I am often at a loss what to say, as there are so many books available, in fact we are overwhelmed by written material, and every man and his dog seems to have written a book.

What information do they need?

What do they wish to achieve?

What will they put the knowledge to do?

No one book will contain all the knowledge on a subject, there will be a bit in this book, a bit in that book, even the Encyclopaedia Britannica only skims the truth, the full facts about our world, for as we research and discover new facts, new theories, new ideas, so what was written becomes incorrect, old and out of date.

I devour books. This week alone I have brought ten books. Some books are on the training subjects I give, NLP, memory, phobias, fears, stop smoking, weight loss, and more. Some are fiction, recommended by Andy Tuck, the General Manager of Borders book shop in Kingston upon Thames, as I said to him I was enjoying reading the complete and unabridged novels of Sherlock Holmes by Sir Arthur Conan Doyle.

We can all learn so much from books, as long as we realise that the book was written by another human being, who has their own understanding on the world, on the subject matter, and are they correct?

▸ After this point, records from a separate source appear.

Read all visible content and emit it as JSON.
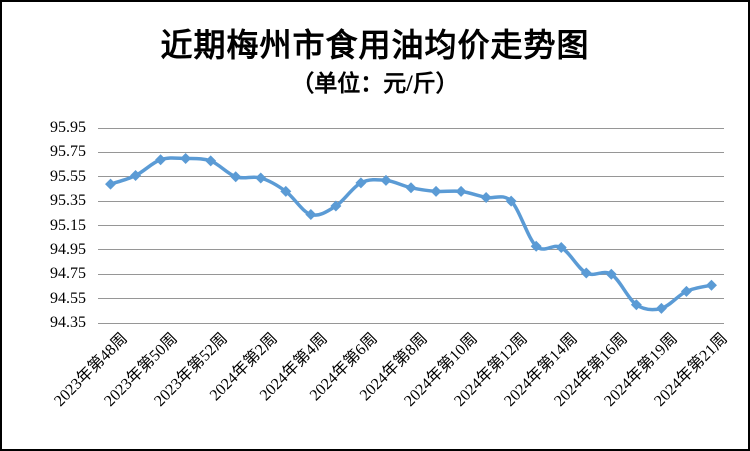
{
  "window": {
    "background_color": "#ffffff",
    "border_color": "#000000"
  },
  "chart_data": {
    "type": "line",
    "title": "近期梅州市食用油均价走势图",
    "subtitle": "（单位：元/斤）",
    "unit": "元/斤",
    "series_name": "食用油均价",
    "n_points": 25,
    "values": [
      95.49,
      95.56,
      95.69,
      95.7,
      95.68,
      95.55,
      95.54,
      95.43,
      95.24,
      95.31,
      95.5,
      95.52,
      95.46,
      95.43,
      95.43,
      95.38,
      95.35,
      94.98,
      94.97,
      94.76,
      94.75,
      94.5,
      94.47,
      94.61,
      94.66
    ],
    "x_labels": [
      "2023年第48周",
      "2023年第50周",
      "2023年第52周",
      "2024年第2周",
      "2024年第4周",
      "2024年第6周",
      "2024年第8周",
      "2024年第10周",
      "2024年第12周",
      "2024年第14周",
      "2024年第16周",
      "2024年第19周",
      "2024年第21周"
    ],
    "x_label_indices": [
      0,
      2,
      4,
      6,
      8,
      10,
      12,
      14,
      16,
      18,
      20,
      22,
      24
    ],
    "y_ticks": [
      "95.95",
      "95.75",
      "95.55",
      "95.35",
      "95.15",
      "94.95",
      "94.75",
      "94.55",
      "94.35"
    ],
    "ylim": [
      94.35,
      95.95
    ],
    "grid": "horizontal",
    "legend": "none",
    "marker": "diamond",
    "line_smoothed": true,
    "line_color": "#5B9BD5",
    "gridline_color": "#969696",
    "text_color": "#000000"
  }
}
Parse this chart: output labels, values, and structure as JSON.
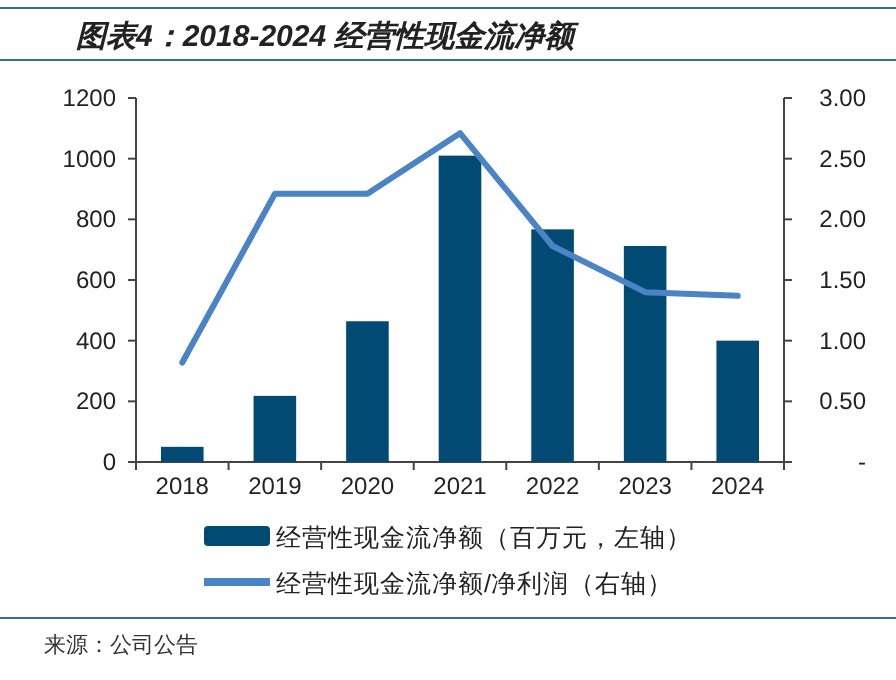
{
  "chart_data": {
    "type": "bar",
    "title": "图表4：2018-2024 经营性现金流净额",
    "categories": [
      "2018",
      "2019",
      "2020",
      "2021",
      "2022",
      "2023",
      "2024"
    ],
    "series": [
      {
        "name": "经营性现金流净额（百万元，左轴）",
        "color": "#004a73",
        "values": [
          50,
          218,
          464,
          1010,
          767,
          712,
          400
        ]
      },
      {
        "name": "经营性现金流净额/净利润（右轴）",
        "type": "line",
        "axis": "y2",
        "color": "#4a84c4",
        "values": [
          0.82,
          2.21,
          2.21,
          2.71,
          1.78,
          1.4,
          1.37
        ]
      }
    ],
    "ylim": [
      0,
      1200
    ],
    "yticks": [
      0,
      200,
      400,
      600,
      800,
      1000,
      1200
    ],
    "y2lim": [
      0,
      3
    ],
    "y2ticks": [
      {
        "value": 0,
        "label": "-"
      },
      {
        "value": 0.5,
        "label": "0.50"
      },
      {
        "value": 1,
        "label": "1.00"
      },
      {
        "value": 1.5,
        "label": "1.50"
      },
      {
        "value": 2,
        "label": "2.00"
      },
      {
        "value": 2.5,
        "label": "2.50"
      },
      {
        "value": 3,
        "label": "3.00"
      }
    ],
    "legend": "bottom",
    "grid": false,
    "marker": "none",
    "line_style": "solid",
    "annotations": [
      "来源：公司公告"
    ]
  }
}
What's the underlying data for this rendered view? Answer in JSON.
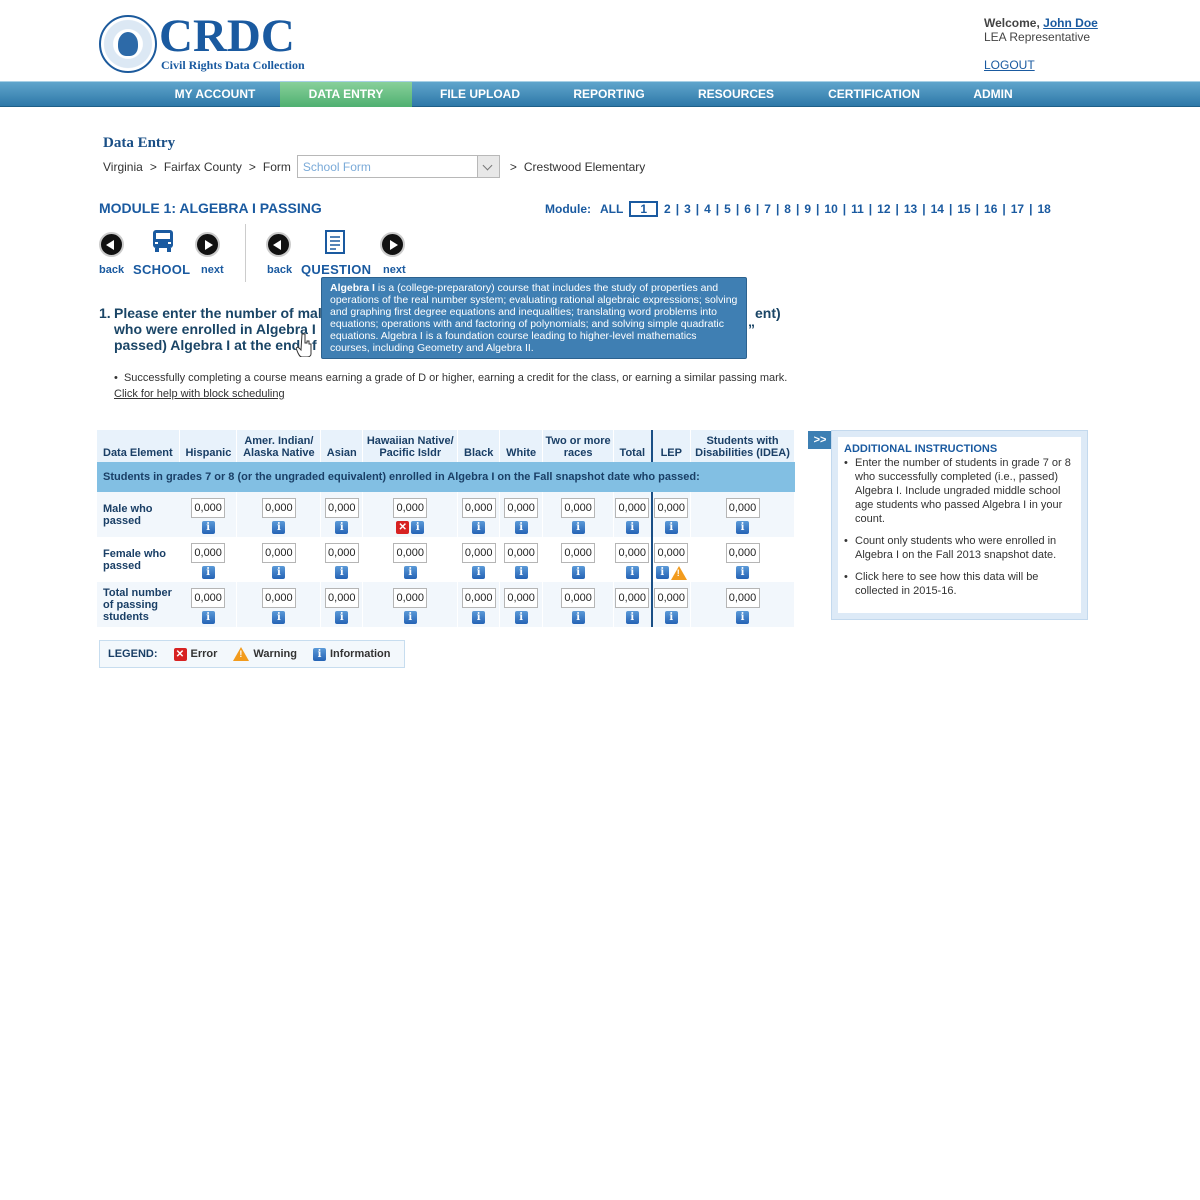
{
  "header": {
    "brand_title": "CRDC",
    "brand_subtitle": "Civil Rights Data Collection",
    "welcome_label": "Welcome,",
    "user_name": "John Doe",
    "user_role": "LEA Representative",
    "logout": "LOGOUT"
  },
  "nav": {
    "items": [
      {
        "label": "MY ACCOUNT"
      },
      {
        "label": "DATA ENTRY"
      },
      {
        "label": "FILE UPLOAD"
      },
      {
        "label": "REPORTING"
      },
      {
        "label": "RESOURCES"
      },
      {
        "label": "CERTIFICATION"
      },
      {
        "label": "ADMIN"
      }
    ],
    "active": "DATA ENTRY"
  },
  "page": {
    "section_title": "Data Entry",
    "breadcrumb": {
      "state": "Virginia",
      "county": "Fairfax County",
      "form_label": "Form",
      "form_select_value": "School Form",
      "school": "Crestwood Elementary",
      "separator": ">"
    },
    "module_title": "MODULE 1: ALGEBRA I PASSING",
    "module_nav": {
      "label": "Module:",
      "all": "ALL",
      "current": "1",
      "modules": [
        "2",
        "3",
        "4",
        "5",
        "6",
        "7",
        "8",
        "9",
        "10",
        "11",
        "12",
        "13",
        "14",
        "15",
        "16",
        "17",
        "18"
      ]
    },
    "school_nav": {
      "back": "back",
      "label": "SCHOOL",
      "next": "next"
    },
    "question_nav": {
      "back": "back",
      "label": "QUESTION",
      "next": "next"
    },
    "question": {
      "number": "1.",
      "text_line1": "Please enter the number of mal",
      "text_line1_end": "ent)",
      "text_line2": "who were enrolled in Algebra I",
      "text_line2_end": "”",
      "text_line3": "passed) Algebra I at the end",
      "text_line3_end": "f"
    },
    "tooltip": {
      "term": "Algebra I",
      "definition": "is a (college-preparatory) course that includes the study of properties and operations of the real number system; evaluating rational algebraic expressions; solving and graphing first degree equations and inequalities; translating word problems into equations; operations with and factoring of polynomials; and solving simple quadratic equations. Algebra I is a foundation course leading to higher-level mathematics courses, including Geometry and Algebra II."
    },
    "bullet": "Successfully completing a course means earning a grade of D or higher, earning a credit for the class, or earning a similar passing mark.",
    "help_link": "Click for help with block scheduling"
  },
  "table": {
    "headers": [
      "Data Element",
      "Hispanic",
      "Amer. Indian/ Alaska Native",
      "Asian",
      "Hawaiian Native/ Pacific Isldr",
      "Black",
      "White",
      "Two or more races",
      "Total",
      "LEP",
      "Students with Disabilities (IDEA)"
    ],
    "band": "Students in grades 7 or 8 (or the ungraded equivalent) enrolled in Algebra I on the Fall snapshot date who passed:",
    "rows": [
      {
        "label": "Male who passed",
        "values": [
          "0,000",
          "0,000",
          "0,000",
          "0,000",
          "0,000",
          "0,000",
          "0,000",
          "0,000",
          "0,000",
          "0,000"
        ]
      },
      {
        "label": "Female who passed",
        "values": [
          "0,000",
          "0,000",
          "0,000",
          "0,000",
          "0,000",
          "0,000",
          "0,000",
          "0,000",
          "0,000",
          "0,000"
        ]
      },
      {
        "label": "Total number of passing students",
        "values": [
          "0,000",
          "0,000",
          "0,000",
          "0,000",
          "0,000",
          "0,000",
          "0,000",
          "0,000",
          "0,000",
          "0,000"
        ]
      }
    ]
  },
  "legend": {
    "label": "LEGEND:",
    "error": "Error",
    "warning": "Warning",
    "information": "Information"
  },
  "instructions": {
    "toggle": ">>",
    "title": "ADDITIONAL INSTRUCTIONS",
    "items": [
      "Enter the number of students in grade 7 or 8 who successfully completed (i.e., passed) Algebra I.  Include ungraded middle school age students who passed Algebra I in your count.",
      "Count only students who were enrolled in Algebra I on the Fall 2013 snapshot date.",
      " Click here to see how this data will be collected in 2015-16."
    ]
  },
  "icons": {
    "info": "info-icon",
    "error": "error-icon",
    "warning": "warning-icon"
  },
  "colors": {
    "brand": "#1a5aa0",
    "nav": "#2e78a8",
    "active_tab": "#4fb071",
    "band": "#82bfe3"
  }
}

Reading Sherlock Holmes, I came across a passage in The Hound of the Baskervilles, which could sum up what I have just said, as Sherlock Holmes was supposed to have a brilliant mind, as he says:-

“Certainly, though I cannot guarantee that I carry all the facts in mind. Intense mental concentration has a curious way of blotting out what has passed. The barrister who has his case at his finger end, and is able to argue with an expert upon his own subject, finds that a week or two of the courts will drive it all out of his head once more…….”

Another aspect of learning from books, is getting the knowledge into the brain, but will this enable us to do the thing physically we have just learned.

Take riding a bike. Say you have no knowledge of riding a bike, you have seen people doing so, but never ridden one yourself.

So you go to the bookshop, buy a book, Learn to ride a bike in a day, and read and understand the concepts, the procedures, the mechanics of riding a bike.

Would you be able to ride a bike?



No.

Reading gives us knowledge, but does not teach our body how to do it.

Doing something is a whole body experience.

We have to get the knowledge into our brain.

We have to get our body to act upon the instructions from our brain. In the case of riding a bike, how to keep balance on two wheels, How to push one leg down on the peddle with the correct amount of pressure, whilst allowing the other leg to rise, and at the same time steer the bike by moving the handle bars, which also will help the balance.

So I have ten books to get through, to extract knowledge, and then enact upon the knowledge for the purpose I want. That is the beauty of PhotoReading, being able to absorb 20,000 – 30,000 WPM, a page a second. Once it is in my mind I will have to activate that knowledge, to put into action what I have now in my mind, to do it.

Reading alone will not make us the expert who can do, we have to practice, to do it, to experience it. That is why I ask people to do the courses I teach, not just read about them, as in my courses we do.